Donnerstag, 21. August 2008
HAPPACH-KASAN: FDP fordert konsequente Verfolgung der Verwendung illegaler Pflanzenschutzmittel

Zu den aktuellen Greenpeace-Berichten über Pestizidrückstände in Obst und Gemüse erklärt die Pflanzenschutzexpertin der FDP-Bundestagsfraktion Christel HAPPACH-KASAN:

Die Verwendung von nicht zugelassenen

Pflanzenschutzmitteln ist illegal und muss konsequent verfolgt werden. Jedes Jahr werden Rückstände von Pflanzenschutzmitteln im Obst gefunden. Es muss daran gearbeitet werden, diese Rückstände weiter zu vermindern. Die Grenzwerte sind im Sinne der Vorsorge so niedrig angesetzt, dass nach Angaben des Bundesinstituts für Risikobewertung eine Gefährdung der Verbraucherinnen und Verbraucher nicht zu befürchten ist. Das Lebensmittelmonitoring zeigt in jedem Jahr, dass die Zahl der Proben mit erhöhter Belastung durch Pflanzenschutzmittel zurückgeht.

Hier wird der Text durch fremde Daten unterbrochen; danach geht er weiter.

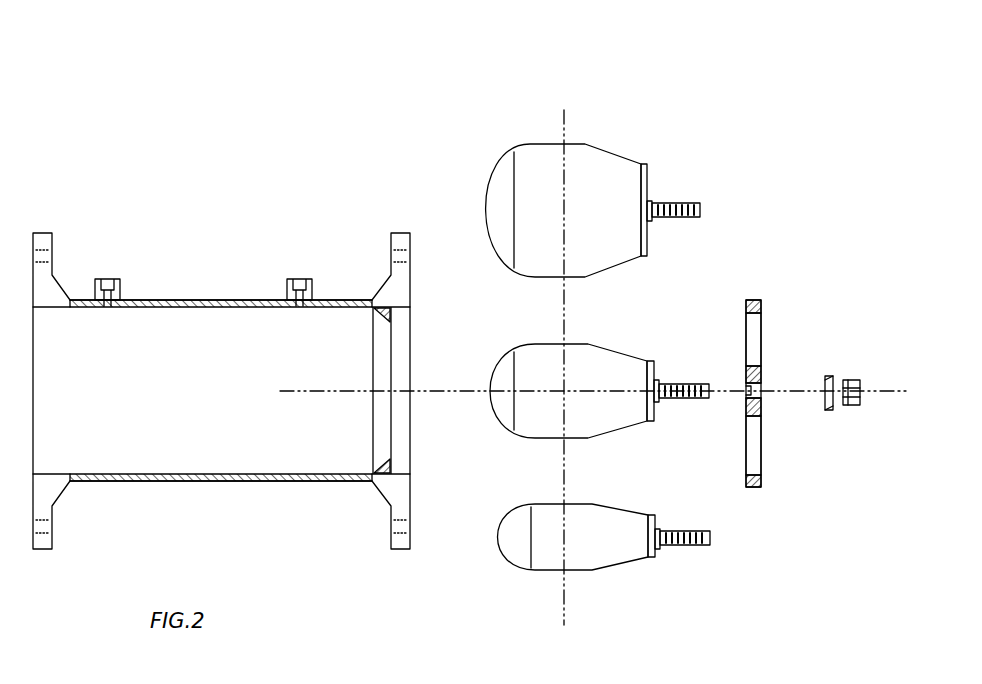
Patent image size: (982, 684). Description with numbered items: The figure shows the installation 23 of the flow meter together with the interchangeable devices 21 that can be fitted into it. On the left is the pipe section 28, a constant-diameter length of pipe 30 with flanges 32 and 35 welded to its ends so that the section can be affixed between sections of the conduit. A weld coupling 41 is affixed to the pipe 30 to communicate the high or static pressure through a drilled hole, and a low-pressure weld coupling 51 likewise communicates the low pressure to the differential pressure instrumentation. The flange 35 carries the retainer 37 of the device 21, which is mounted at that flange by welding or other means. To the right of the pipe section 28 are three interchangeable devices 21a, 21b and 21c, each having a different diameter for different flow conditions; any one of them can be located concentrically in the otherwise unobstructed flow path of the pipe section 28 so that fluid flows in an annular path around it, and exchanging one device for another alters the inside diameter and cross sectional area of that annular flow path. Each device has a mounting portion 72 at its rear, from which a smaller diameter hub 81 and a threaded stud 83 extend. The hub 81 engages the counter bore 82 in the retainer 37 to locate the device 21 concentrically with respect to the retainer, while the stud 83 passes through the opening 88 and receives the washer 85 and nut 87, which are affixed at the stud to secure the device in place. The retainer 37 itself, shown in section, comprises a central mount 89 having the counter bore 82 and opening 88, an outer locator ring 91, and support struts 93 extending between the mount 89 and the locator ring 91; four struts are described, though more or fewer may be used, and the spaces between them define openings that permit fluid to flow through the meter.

The device 21 is at (593, 125).
The device 21a is at (574, 425).
The device 21b is at (579, 260).
The device 21c is at (582, 560).
The installation 23 is at (276, 190).
The pipe section 28 is at (218, 300).
The pipe 30 is at (228, 481).
The flange 32 is at (43, 233).
The flange 35 is at (400, 233).
The retainer 37 is at (761, 487).
The weld coupling 41 is at (113, 279).
The low-pressure weld coupling 51 is at (305, 279).
The mounting portion 72 is at (647, 240).
The hub 81 is at (650, 201).
The counter bore 82 is at (748, 372).
The threaded stud 83 is at (700, 210).
The washer 85 is at (829, 376).
The nut 87 is at (858, 380).
The opening 88 is at (754, 384).
The central mount 89 is at (761, 410).
The outer locator ring 91 is at (756, 300).
The support struts 93 is at (757, 322).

Die Bundesregierung ist aufgefordert, die Verfahren

der Zulassung von Pflanzenschutzmitteln so zu gestalten, dass es auch für Kulturen mit geringer Bedeutung wirtschaftlich vertretbar ist, die Zulassung zu beantragen. Andernfalls werden in absehbarer Zeit beliebte Beerenfrüchte wie Johannis- und Stachelbeeren nicht mehr vom Handel angeboten werden können. Der Träublekuchen wird zum Luxusgut. Das wäre schade.